El interés compuesto es el mecanismo por el que el dinero genera rendimientos sobre rendimientos anteriores. No es un truco financiero: es la diferencia entre una recta y una curva, y a lo largo de una vida esa diferencia es de un orden de magnitud.
1 // Simple frente a compuesto
Con interés simple los rendimientos se calculan siempre sobre el capital inicial y se retiran. Con interés compuesto se reinvierten, y pasan a generar rendimientos ellos mismos.
La forma de esa curva explica por qué tanta gente abandona: durante los primeros años apenas se distingue de una recta. El interés compuesto no recompensa la intensidad, recompensa no interrumpir.
2 // La regla del 72
Un atajo mental que funciona sorprendentemente bien: dividiendo 72 entre la rentabilidad anual se obtienen los años que tarda el capital en duplicarse.
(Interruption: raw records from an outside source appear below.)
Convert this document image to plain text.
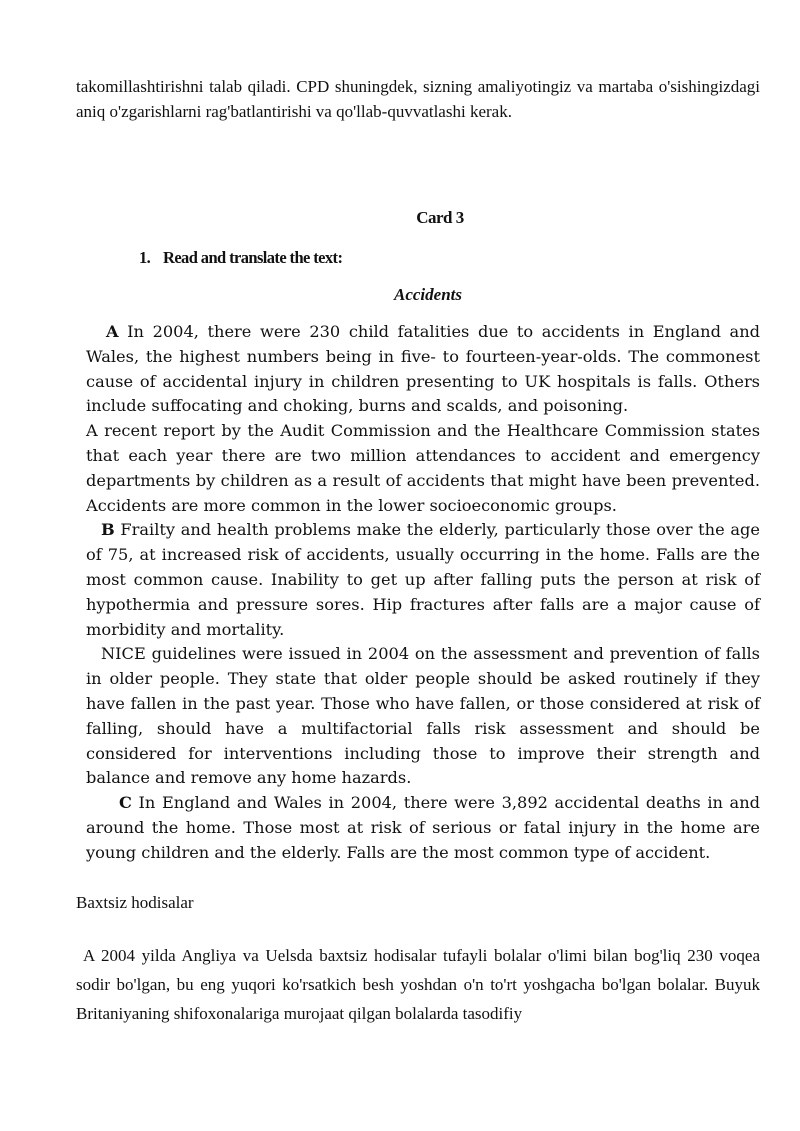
takomillashtirishni talab qiladi. CPD shuningdek, sizning amaliyotingiz va martaba o'sishingizdagi aniq o'zgarishlarni rag'batlantirishi va qo'llab-quvvatlashi kerak.
Card 3
1. Read and translate the text:
Accidents

A In 2004, there were 230 child fatalities due to accidents in England and Wales, the highest numbers being in five- to fourteen-year-olds. The commonest cause of accidental injury in children presenting to UK hospitals is falls. Others include suffocating and choking, burns and scalds, and poisoning.

A recent report by the Audit Commission and the Healthcare Commission states that each year there are two million attendances to accident and emergency departments by children as a result of accidents that might have been prevented. Accidents are more common in the lower socioeconomic groups.

B Frailty and health problems make the elderly, particularly those over the age of 75, at increased risk of accidents, usually occurring in the home. Falls are the most common cause. Inability to get up after falling puts the person at risk of hypothermia and pressure sores. Hip fractures after falls are a major cause of morbidity and mortality.

NICE guidelines were issued in 2004 on the assessment and prevention of falls in older people. They state that older people should be asked routinely if they have fallen in the past year. Those who have fallen, or those considered at risk of falling, should have a multifactorial falls risk assessment and should be considered for interventions including those to improve their strength and balance and remove any home hazards.

C In England and Wales in 2004, there were 3,892 accidental deaths in and around the home. Those most at risk of serious or fatal injury in the home are young children and the elderly. Falls are the most common type of accident.

Baxtsiz hodisalar
A 2004 yilda Angliya va Uelsda baxtsiz hodisalar tufayli bolalar o'limi bilan bog'liq 230 voqea sodir bo'lgan, bu eng yuqori ko'rsatkich besh yoshdan o'n to'rt yoshgacha bo'lgan bolalar. Buyuk Britaniyaning shifoxonalariga murojaat qilgan bolalarda tasodifiy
| Rentabilidad anual | Años en duplicar | Multiplicador a 30 años |
|---|---|---|
| 2 % | 36 | 1,8× |
| 4 % | 18 | 3,2× |
| 7 % | 10,3 | 7,6× |
| 10 % | 7,2 | 17,4× |
Fíjate en la última columna: no crece de forma proporcional. Pasar del 2 % al 4 % no duplica el resultado a 30 años, lo multiplica por 1,8. Del 4 % al 7 %, por 2,4 más. Pequeñas diferencias de rentabilidad sostenidas décadas producen resultados que no se parecen en nada. Y por eso las comisiones importan tanto: un 1,5 % anual de más es una porción enorme del resultado final.
3 // El tiempo pesa más que la cantidad
Dos hermanos con la misma rentabilidad del 7 % anual.
- Marta aporta 200 € al mes desde los 25 hasta los 55 años: 30 años, 72.000 € aportados.
- Con capitalización mensual, su capital final ronda los 244.000 €. De ellos, 172.000 € son rendimientos.
- Pablo empieza a los 35 y, para compensar, aporta el doble: 400 € al mes hasta los 55: 20 años, 96.000 € aportados.
- Su capital final ronda los 208.000 €.
Corolario práctico: empezar pronto con poco bate a empezar tarde con mucho. Si sólo puedes apartar 50 € al mes, apártalos ya. La cantidad se puede subir después; los años perdidos no se recuperan.
4 // TIN, TAE y la letra pequeña
Cuando el interés juega en tu contra —un préstamo— aparecen dos siglas que conviene no confundir:
- TIN (Tipo de Interés Nominal): el tipo desnudo, sin comisiones y sin considerar cada cuánto se liquida.
- TAE (Tasa Anual Equivalente): incorpora comisiones, gastos vinculados y la frecuencia de capitalización. Es la cifra comparable entre productos, y por eso la ley obliga a publicarla.
Un préstamo con TIN bajo y TAE alto está trasladando el coste a comisiones. Compara siempre TAE con TAE. Y en el otro sentido: un depósito con TAE del 3 % y otro con TIN del 3 % no rinden lo mismo, el segundo rinde menos.
Un último apunte que se olvida a menudo: la fiscalidad interrumpe la capitalización. Cada vez que realizas una ganancia y tributas por ella, el importe del impuesto deja de componer. Por eso los vehículos que permiten diferir el impuesto —fondos de inversión con traspaso, planes de pensiones— tienen una ventaja estructural sobre operar comprando y vendiendo, aunque la rentabilidad bruta sea idéntica.